On the other hand, writes Fitch Ratings in its free annual industry outlook, losses on fuel hedges have hurt U.S. airlines, with Delta Air Lines (NYSE: DAL), United Airlines (NASD: UAUA) and Southwest Airlines (NYSE: LUV) all recently indicating that margin calls have required them to cough up precious cash.

That’s worrisome, says Fitch, because of debt covenants at most airlines that require them to keep a certain minimum level of unrestricted cash on hand.

A restoration of healthy cash flow will be necessary in 2009 if carriers such as United, American and Northwest (which negotiated covenant relief during this year’s fuel crisis) are to comfortably meet fixed charge coverage requirements when compliance is tested again beginning next summer.

Legacy airlines in the U.S. have responded by cutting capacity between 10 and 15 percent in the current quarter.

With recessions on both sides of the Atlantic, European Airlines are beginning to experience the same pressures as U.S. airlines, according to CreditSights. Only European carriers have not yet been as aggressive about reducing capacity.

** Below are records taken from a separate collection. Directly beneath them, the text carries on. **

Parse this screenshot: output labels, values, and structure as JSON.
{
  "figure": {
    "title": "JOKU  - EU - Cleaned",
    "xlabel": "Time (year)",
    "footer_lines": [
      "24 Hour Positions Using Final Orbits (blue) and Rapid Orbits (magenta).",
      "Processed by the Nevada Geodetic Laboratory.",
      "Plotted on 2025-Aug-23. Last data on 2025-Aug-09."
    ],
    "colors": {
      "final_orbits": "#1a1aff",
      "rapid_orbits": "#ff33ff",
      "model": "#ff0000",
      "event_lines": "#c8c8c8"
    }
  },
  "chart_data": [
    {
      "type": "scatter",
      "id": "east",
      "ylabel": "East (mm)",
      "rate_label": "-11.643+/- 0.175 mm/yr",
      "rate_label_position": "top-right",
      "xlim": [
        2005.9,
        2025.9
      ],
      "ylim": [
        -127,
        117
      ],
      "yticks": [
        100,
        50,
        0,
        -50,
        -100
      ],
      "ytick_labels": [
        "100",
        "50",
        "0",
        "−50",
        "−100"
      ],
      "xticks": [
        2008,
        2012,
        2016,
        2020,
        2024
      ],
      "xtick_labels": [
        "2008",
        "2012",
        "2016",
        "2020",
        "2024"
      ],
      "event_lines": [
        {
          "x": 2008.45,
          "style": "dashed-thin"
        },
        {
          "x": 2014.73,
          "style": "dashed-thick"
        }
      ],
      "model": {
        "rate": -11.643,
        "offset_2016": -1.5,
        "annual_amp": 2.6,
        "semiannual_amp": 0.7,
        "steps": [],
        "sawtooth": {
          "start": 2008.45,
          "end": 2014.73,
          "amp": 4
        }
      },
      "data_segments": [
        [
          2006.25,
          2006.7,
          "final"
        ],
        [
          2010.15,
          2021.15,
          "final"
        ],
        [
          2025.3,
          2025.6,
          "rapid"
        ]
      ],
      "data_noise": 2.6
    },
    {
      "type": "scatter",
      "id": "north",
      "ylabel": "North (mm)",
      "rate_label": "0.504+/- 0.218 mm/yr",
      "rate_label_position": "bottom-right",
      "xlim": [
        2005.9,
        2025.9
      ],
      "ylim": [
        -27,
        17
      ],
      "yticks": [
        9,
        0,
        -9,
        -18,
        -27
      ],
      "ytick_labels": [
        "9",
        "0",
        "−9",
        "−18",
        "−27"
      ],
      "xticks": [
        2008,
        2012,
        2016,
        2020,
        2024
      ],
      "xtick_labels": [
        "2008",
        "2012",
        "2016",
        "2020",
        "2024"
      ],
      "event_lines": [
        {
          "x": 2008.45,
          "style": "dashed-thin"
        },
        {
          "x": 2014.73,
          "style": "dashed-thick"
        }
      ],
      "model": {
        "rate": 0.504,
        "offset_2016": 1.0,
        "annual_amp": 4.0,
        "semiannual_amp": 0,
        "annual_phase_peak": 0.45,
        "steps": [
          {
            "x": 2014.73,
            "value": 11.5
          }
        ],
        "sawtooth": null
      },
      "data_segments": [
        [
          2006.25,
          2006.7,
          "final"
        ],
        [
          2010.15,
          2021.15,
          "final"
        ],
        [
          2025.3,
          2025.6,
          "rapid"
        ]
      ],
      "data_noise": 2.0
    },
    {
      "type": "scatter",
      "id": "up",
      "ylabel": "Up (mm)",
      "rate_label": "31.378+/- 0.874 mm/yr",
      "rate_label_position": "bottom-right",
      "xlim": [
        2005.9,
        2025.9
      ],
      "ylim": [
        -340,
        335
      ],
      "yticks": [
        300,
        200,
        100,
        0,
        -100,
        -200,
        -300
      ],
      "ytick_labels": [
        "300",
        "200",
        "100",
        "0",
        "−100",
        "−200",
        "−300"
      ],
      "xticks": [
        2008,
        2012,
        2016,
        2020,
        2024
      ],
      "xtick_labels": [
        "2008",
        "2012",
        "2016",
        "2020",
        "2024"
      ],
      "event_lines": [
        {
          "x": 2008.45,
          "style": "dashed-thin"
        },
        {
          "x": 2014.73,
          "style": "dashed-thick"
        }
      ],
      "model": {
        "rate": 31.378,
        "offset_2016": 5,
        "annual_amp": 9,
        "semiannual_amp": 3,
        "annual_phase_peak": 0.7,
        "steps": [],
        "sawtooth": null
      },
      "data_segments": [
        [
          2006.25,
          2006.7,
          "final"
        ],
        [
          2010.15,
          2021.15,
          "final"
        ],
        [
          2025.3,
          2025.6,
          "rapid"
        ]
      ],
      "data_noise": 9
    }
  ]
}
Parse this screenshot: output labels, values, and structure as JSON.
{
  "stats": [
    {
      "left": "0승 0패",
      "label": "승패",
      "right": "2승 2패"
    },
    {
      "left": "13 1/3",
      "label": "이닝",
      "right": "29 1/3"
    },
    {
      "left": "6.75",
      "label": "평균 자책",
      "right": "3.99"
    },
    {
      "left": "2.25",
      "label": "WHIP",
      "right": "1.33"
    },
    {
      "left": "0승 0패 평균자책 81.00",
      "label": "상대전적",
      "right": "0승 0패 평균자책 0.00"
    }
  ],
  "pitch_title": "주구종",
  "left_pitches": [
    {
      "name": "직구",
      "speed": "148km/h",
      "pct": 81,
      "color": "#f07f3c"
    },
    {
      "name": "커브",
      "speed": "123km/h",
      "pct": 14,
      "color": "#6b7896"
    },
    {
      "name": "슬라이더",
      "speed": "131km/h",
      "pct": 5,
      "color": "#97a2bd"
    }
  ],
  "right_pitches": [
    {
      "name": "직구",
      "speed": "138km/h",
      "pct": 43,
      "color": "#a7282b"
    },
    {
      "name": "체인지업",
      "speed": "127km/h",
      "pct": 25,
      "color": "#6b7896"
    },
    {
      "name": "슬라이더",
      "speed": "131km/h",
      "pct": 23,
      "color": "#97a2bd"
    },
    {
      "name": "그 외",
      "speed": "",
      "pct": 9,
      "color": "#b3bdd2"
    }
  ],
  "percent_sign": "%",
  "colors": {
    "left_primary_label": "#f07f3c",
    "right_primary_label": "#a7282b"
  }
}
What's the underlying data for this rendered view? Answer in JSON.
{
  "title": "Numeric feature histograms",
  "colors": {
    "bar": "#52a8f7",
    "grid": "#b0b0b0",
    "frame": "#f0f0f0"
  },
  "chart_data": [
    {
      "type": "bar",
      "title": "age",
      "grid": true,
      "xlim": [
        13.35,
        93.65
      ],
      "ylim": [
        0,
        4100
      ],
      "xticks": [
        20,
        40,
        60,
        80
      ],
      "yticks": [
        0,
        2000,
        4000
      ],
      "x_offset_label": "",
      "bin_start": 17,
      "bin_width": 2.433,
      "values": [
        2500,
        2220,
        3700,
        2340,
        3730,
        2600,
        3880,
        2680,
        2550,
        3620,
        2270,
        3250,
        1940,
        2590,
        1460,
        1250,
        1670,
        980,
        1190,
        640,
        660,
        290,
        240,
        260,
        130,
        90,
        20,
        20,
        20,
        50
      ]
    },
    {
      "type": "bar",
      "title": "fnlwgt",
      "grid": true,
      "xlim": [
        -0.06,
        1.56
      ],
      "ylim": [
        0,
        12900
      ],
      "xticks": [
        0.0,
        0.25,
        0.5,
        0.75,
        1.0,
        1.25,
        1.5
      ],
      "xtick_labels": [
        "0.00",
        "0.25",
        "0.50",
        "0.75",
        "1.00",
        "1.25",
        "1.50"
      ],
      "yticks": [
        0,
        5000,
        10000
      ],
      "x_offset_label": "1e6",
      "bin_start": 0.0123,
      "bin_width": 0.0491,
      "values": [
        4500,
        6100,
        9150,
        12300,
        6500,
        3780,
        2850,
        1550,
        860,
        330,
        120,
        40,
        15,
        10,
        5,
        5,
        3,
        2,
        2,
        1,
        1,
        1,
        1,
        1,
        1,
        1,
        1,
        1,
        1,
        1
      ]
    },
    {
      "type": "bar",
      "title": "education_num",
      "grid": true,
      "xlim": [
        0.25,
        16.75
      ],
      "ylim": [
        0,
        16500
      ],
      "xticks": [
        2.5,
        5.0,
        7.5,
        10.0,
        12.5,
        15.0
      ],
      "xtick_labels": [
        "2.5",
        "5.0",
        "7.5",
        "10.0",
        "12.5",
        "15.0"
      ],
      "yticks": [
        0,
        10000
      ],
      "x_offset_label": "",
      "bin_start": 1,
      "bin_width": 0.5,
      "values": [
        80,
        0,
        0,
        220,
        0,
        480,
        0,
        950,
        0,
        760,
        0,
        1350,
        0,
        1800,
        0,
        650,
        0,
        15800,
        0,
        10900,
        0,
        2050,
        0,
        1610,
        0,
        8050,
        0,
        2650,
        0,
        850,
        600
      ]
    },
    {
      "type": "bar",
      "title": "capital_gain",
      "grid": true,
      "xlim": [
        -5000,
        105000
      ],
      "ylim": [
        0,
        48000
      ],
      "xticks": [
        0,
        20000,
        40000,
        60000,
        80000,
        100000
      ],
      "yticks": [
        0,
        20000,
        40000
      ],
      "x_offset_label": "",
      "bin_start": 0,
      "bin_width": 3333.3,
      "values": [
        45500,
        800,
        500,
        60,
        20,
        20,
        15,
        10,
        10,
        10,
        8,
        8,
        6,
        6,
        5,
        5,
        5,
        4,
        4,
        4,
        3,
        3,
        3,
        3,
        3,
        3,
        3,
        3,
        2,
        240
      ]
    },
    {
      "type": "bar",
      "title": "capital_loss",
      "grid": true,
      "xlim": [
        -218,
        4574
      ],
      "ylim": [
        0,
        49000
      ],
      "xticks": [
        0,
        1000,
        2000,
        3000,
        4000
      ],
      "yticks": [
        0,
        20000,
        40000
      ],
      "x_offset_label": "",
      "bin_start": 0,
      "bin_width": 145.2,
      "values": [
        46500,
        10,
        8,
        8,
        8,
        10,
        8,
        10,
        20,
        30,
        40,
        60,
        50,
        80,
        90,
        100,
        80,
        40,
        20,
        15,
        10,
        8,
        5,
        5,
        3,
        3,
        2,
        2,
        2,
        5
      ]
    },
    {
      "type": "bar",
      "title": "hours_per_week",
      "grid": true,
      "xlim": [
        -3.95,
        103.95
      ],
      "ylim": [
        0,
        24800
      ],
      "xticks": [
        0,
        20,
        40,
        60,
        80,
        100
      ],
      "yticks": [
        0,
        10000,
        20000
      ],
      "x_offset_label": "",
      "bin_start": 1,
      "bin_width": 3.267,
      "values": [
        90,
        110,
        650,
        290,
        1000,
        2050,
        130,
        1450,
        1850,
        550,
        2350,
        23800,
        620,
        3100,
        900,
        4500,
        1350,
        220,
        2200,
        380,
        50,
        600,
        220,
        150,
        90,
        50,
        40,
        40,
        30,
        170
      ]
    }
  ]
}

The abundant red in the table below illustrates how challenging the drop in consumer demand has become.

If there’s a silver lining in the global airline business, it’s in China, where despite a 4.6-percent drop in international traffic in October from a year ago, domestic traffic is up 3.2 percent, according to South Korea’s Woori Investment and Securities.

Woori is forecasting an 8 percent rise in traffic in 2009, based on continued domestic strength, but says global traffic declines will keep a lid on airlines with international routes.